While some of the boat docks are fading and in need of repair, others have been well kept, said Mueller, who along with his students and other interested participants have embarked on a challenging voyage.
At a recent press conference, held in the university's Eberly Science Center, Mueller announced a unique project of mapping the boat docks with the goal of providing the findings to area real estate agents in order to promote the mid-Mon Valley.
Emphasizing this is the first of a two-phase program, the educator said his group is working closely with the Mon Valley Progress Council to promote both the area's economy and recreational facilities.
Working with Mueller are graduate and undergraduate students in his advanced Geographic Information System course. Also assisting are Central Westmoreland Career and Technology Center instructor Jack Kovach and several of his high school students who helped create computer-aided drafting drawings of each ramp they found along a 40-mile stretch of the placid river.

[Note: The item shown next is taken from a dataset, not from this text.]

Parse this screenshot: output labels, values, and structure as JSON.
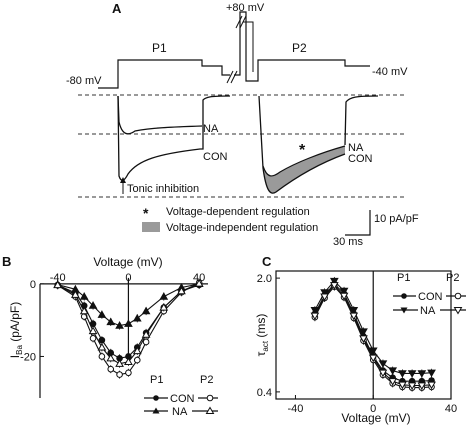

A major part of the ongoing plan, according to Mueller, is to have the students put together an application for a grant and send it to Harrisburg to continue upgrading and constructing more public boat docks, picnic areas and other recreational facilities along the Monongahela River.
At the news conference, he said, "How do real estate agents sell houses along the Mon• There are no maps (of boat launches)." He noted the students are creating maps and a brochure that real estate agents and other interested individuals can use to promote the area.
Mueller praised the students involved in the program, calling them "the best in the world." He said the group created a GIS to locate all the boat launches in the communities that border the river. Included are: Monessen, New Eagle, Allenport, California, Centerville, Charleroi, Elco, Monongahela, Speers, Stockdale and Roscoe.
"The entire stretch we are mapping covers an estimated 50 miles," he added. All the information collected will be fed into a computer database available to anyone who is interested.
Undergraduate students evaluated each boat launch according to parking, restrooms, paved roads, picnic area, condition of the launch and other factors. After the graduate students checked and graded the evaluations, students photographed each of the sites.
The ongoing project began early in the spring semester and will continue until a grant is approved, he said. After that happens, the interested participants will stay with the program until the actual construction and upgrades are finished.
Kovach and his students created maps analyzing the boat launches and built scale models of several.
"If the state approves a grant, we would create a Web site that would showcase the mid-Mon Valley for potential home buyers and visitors to the area," said Mueller.
"In the past, the Monongahela River was used to transport coal and other products on barges and boats," he declared. "Now we want to use it to improve economic conditions and help upgrade the recreational facilities along the river."
What happens when Phase II is finished?
Smiling, Mueller said, "Then we'll go to Phase III, which will be the actual development of the area and the building and development of future boat launches and facilities for the public."
Currently, many families living along the Monongahela own boats and store them in their back yards or in garages. In addition to pleasure boats, these include the increasingly popular jet skis.
A student said one of the most interesting parts of the project occurred after graduate students found the boat launches and pinpointed the sites, using a GPS. The information was then entered into a database, he said.
Amazingly, said Mueller, the entire project to date has been done without any public funds.
"We feel like we've done a pretty good job just using blood, sweat and tears," said another student. "That's why we're looking forward to getting a grant from the state and bringing this program to a successful conclusion.